Overall, the LCA and LCC results showed that the purified plating baths lead to lower environmental impacts (less 98%) and processing costs (about −95%) than other conventional alternatives. The use of nanoparticles to purify the spent baths were considered an important hotspot for the environmental impacts and life cycle costs due to the materials and energy used during their production and recycling process. Nevertheless, this valorisation alternative can lead to lower environmental burdens and costs than other conventional alternatives. The amount of MNPs used in the purification was shown to be a critical factor; thus, studies on the optimal MNPs amount are advisable to purify other baths.

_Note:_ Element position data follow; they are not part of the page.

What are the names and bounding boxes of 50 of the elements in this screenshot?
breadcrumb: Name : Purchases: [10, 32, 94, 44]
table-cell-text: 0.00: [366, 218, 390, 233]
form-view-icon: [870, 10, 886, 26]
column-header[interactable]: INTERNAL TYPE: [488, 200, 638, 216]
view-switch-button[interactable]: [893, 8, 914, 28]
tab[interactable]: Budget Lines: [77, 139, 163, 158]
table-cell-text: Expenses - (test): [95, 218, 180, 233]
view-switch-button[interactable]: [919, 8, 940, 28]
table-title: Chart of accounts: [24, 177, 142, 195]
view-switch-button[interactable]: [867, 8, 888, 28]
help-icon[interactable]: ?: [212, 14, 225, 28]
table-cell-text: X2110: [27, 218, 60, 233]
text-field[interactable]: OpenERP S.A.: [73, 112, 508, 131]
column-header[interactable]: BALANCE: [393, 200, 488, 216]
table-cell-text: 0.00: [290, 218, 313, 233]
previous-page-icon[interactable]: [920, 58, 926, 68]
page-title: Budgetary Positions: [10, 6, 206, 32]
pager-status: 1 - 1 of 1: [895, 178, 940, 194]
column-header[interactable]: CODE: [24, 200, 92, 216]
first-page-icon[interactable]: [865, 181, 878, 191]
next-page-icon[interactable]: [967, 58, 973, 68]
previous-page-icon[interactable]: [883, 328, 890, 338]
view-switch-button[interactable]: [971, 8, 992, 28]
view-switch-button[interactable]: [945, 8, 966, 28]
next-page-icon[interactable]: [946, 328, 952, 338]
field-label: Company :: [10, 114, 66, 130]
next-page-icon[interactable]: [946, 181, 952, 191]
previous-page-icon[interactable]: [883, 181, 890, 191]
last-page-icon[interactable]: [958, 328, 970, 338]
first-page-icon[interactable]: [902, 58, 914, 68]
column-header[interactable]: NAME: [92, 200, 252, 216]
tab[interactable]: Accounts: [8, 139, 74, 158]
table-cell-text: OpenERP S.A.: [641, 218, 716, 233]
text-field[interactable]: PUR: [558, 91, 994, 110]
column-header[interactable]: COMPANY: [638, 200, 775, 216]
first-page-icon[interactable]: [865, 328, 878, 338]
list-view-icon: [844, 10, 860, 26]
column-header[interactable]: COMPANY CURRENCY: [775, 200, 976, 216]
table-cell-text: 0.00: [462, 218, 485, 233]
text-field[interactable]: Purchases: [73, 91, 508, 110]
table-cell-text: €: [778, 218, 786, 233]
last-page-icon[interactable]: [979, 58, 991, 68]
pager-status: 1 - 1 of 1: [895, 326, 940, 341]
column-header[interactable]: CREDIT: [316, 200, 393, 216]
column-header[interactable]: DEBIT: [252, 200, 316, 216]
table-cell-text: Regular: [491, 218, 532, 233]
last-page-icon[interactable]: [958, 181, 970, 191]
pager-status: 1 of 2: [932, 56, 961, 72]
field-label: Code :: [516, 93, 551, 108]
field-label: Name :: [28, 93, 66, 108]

When comparing the results obtained in the ecoefficiency analysis, the results showed that A and A-R had the best relation between costs and environmental impacts (carbon footprint). Since the recycling of MNPs had higher costs than their production, A (valorisation system with virgin MNPs) was considered the most ecoefficient scenario.

In conclusion, when compared with BAU alternatives, the technique evaluated seemed to have environmental and economic benefits; it allows metals to be recycled and pollutants to be removed from electroplating baths. This purification alternative may help to increase the sustainability of the plating baths and extends bath life cycles, specifically in cases where expensive and burdensome materials are used.

Since MNPs’ production and recycling were considered a hotspot, further research is needed to improve their sustainability. For instance, other alternative materials can be studied to replace the most expensive and burdensome ones. Moreover, the use of renewable energy sources (e.g., wind power and photovoltaics) may improve the environmental and economic performance of the MNPs’ production.